Антон не стал говорить ей, что мог бы, если бы не поругался с Аристой. Он не собирался сдаваться, а это был всего лишь ещё один эпизод войны.
– Больше тебе ничего такого не снилось? – уже примирительно поинтересовалась Матрёна, возвращая на пол сапог.
– Нет. Больше ничего. Точно.
– Ладно, тогда пошли перекусим, расскажу кое-что.
– Пошли. – Заинтригованный Антон послушно последовал за ней на кухню.
– Как ты думаешь, как поклонялись богам, когда ещё не было храмов и статуй? – Девушка нарезала рулет с лимоном, и Антон не видел чёртиков, пляшущих в её глазах.
– Не знаю. – Он оторопел. – Никак, наверно, ещё не умели.
– Ничего подобного! Нашу Кали тогда мог представлять просто чёрный камень, или треугольная ямка в земле, или даже кучка земли. Главное – сам принцип!
– Тогда уже знали принципы нашей Кали?
– Знали-знали. – Она подвинула тарелку с лакомством Антону и сама взялась за него. – Её тогда все знали, весь мир. Великую Матерь почитали везде, это была первая универсальная и самая естественная религия. Отсюда потом развились все прочие культы.
– Действительно, естественная, – согласился Антон. – Самая естественная из всех.
– И есть предсказания, что она станет единственной универсальной религией в будущем!

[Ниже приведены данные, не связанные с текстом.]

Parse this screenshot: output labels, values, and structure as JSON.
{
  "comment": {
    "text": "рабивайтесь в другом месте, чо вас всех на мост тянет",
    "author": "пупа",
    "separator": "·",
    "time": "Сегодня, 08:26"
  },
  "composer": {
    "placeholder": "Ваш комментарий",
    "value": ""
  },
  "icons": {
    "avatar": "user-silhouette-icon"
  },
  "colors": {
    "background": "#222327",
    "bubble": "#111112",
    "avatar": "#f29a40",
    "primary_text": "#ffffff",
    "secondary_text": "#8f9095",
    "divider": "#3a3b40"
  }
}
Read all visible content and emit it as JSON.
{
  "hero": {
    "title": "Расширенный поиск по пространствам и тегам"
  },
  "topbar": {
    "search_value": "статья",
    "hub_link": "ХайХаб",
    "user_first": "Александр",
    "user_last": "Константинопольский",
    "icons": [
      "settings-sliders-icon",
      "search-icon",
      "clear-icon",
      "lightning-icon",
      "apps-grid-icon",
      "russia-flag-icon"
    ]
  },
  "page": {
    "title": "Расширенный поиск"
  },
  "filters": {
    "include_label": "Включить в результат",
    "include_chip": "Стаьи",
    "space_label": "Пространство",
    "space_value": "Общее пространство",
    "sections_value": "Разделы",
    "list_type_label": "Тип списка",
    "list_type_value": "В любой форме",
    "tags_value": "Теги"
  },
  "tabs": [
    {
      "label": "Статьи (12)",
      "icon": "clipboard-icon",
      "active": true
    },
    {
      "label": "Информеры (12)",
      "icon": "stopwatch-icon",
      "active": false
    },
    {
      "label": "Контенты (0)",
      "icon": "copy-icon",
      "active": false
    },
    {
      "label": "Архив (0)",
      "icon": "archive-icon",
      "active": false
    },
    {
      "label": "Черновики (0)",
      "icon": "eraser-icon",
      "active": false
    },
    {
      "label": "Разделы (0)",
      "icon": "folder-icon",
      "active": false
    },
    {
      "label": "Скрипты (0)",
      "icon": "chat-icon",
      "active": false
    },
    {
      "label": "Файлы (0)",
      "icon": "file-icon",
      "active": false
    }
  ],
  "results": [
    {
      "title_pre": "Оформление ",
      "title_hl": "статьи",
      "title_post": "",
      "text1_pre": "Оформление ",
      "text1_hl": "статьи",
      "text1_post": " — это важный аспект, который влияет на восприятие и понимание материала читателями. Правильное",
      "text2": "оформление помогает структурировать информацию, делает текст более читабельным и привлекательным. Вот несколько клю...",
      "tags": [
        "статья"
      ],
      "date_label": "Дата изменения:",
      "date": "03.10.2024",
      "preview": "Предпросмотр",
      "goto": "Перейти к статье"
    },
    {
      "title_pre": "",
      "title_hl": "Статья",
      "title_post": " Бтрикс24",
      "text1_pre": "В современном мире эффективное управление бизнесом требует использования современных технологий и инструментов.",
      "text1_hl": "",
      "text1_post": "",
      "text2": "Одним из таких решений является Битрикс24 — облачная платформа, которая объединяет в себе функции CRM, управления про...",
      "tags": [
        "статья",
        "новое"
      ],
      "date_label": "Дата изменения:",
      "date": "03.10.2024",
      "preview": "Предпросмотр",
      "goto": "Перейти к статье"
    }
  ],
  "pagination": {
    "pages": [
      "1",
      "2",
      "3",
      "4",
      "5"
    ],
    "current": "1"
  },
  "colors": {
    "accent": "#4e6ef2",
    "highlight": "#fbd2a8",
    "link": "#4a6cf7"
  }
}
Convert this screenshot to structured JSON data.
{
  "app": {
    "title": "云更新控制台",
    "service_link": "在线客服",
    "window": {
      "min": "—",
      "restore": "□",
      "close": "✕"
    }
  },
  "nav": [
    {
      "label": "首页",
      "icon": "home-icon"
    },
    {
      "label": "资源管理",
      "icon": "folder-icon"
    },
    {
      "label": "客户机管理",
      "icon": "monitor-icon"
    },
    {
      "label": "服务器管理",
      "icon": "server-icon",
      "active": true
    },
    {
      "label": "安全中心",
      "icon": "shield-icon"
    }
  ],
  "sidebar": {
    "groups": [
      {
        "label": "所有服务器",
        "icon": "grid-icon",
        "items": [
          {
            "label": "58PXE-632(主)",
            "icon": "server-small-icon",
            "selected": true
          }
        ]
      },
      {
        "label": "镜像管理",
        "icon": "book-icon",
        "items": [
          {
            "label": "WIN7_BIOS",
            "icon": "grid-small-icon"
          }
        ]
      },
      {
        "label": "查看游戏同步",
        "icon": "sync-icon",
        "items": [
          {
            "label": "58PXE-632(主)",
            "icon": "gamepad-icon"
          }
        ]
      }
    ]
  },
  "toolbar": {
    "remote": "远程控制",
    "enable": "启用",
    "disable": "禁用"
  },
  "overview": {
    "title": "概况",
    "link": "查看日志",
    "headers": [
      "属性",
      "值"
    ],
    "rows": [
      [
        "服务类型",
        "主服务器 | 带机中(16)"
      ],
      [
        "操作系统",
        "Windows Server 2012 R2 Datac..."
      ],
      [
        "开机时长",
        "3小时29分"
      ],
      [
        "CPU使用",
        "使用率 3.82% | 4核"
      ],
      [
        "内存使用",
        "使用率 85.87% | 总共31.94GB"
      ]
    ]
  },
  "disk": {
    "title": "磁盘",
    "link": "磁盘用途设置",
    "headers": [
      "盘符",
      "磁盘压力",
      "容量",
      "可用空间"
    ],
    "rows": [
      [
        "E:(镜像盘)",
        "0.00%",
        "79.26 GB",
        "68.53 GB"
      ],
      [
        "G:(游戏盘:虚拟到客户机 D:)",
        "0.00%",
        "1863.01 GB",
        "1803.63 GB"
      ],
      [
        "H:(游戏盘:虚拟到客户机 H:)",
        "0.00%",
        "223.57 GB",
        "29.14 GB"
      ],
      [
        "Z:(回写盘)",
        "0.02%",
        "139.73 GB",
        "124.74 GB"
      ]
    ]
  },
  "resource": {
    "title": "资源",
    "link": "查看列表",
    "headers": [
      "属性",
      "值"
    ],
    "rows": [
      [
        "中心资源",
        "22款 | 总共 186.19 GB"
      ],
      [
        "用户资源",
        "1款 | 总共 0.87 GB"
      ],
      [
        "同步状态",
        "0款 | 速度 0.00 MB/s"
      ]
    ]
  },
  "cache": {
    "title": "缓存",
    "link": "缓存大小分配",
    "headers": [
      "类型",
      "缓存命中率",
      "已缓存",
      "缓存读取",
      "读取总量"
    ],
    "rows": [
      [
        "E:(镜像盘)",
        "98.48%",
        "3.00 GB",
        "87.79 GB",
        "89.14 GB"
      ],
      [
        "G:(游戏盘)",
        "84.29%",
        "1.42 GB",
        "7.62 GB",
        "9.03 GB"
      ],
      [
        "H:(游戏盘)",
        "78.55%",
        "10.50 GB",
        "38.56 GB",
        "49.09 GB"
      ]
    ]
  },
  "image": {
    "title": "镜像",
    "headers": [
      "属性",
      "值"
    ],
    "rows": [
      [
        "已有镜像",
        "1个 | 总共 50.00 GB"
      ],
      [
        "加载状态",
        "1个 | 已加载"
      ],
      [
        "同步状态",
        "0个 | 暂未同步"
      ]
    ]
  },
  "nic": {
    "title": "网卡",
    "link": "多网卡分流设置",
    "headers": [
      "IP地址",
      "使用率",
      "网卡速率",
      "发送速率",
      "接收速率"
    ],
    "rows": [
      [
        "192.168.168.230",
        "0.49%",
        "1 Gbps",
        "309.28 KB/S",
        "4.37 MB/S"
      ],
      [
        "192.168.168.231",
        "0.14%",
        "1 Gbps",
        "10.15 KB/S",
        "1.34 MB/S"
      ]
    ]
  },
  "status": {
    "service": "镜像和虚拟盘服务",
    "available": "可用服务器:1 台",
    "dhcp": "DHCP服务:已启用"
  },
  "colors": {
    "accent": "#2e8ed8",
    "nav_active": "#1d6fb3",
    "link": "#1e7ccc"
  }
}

Сам Шива говорил: «Когда Кали-юга достигнет полноты своей силы, то не будет больше пашу, и все люди на Земле станут последователями Пути Кулы».
– То есть скоро уже, получается?
– Ну да. Хотя смотря как считать. Сейчас это, видимо, назовут тантристским культом. Это у тантриков Кали – Изначальная Всепорождающая Сила, Источник и конечное Прибежище всего, что только существует. Ещё они считают, что постижение природы Богини означает постижение Высшего и полную Самореализацию.
– Да, в наше время самореализация – хороший манок. За ней пойдут. – Антон задумчиво помешал ложечкой чай. – Современный язык не меняет древних понятий, меняются лишь слова.
– Сейчас всё больше желающих разбудить энергию кундалини. Тантризм обещает развитие таким образом многочисленных психофизических и духовных совершенств. – Матрёша так бесстрастно прихлёбывала чай, как будто уже достигла совершенства. – Раньше это называли развитием сиддх.
– Сейчас, видимо, назовут, получением левелов, – криво усмехнулся Антон. – Или скилов. На языке молодежи.
– Неважно. Это всё равно умения и уровни силы. Свернутая кольцом кундалини дремлет в основании позвоночного столба, пока не будет пробуждена. Это часть великой Жизненной Силы Космоса, которая является центром и корнем всех сил человека.
– Это и станет корнем всеобщей религии?
– Да. Постигая природу своей собственной кундалини, человек начнёт переживать свою индивидуальную жизнь и жизнь общекосмическую как Единую Жизнь. Его действия и поступки станут едины с божественными играми его Божественных Родителей, его переживания станут в то же самое время и их переживаниями. Человек войдёт в Единство Мира. Мне кажется, это и будет истинный Переход.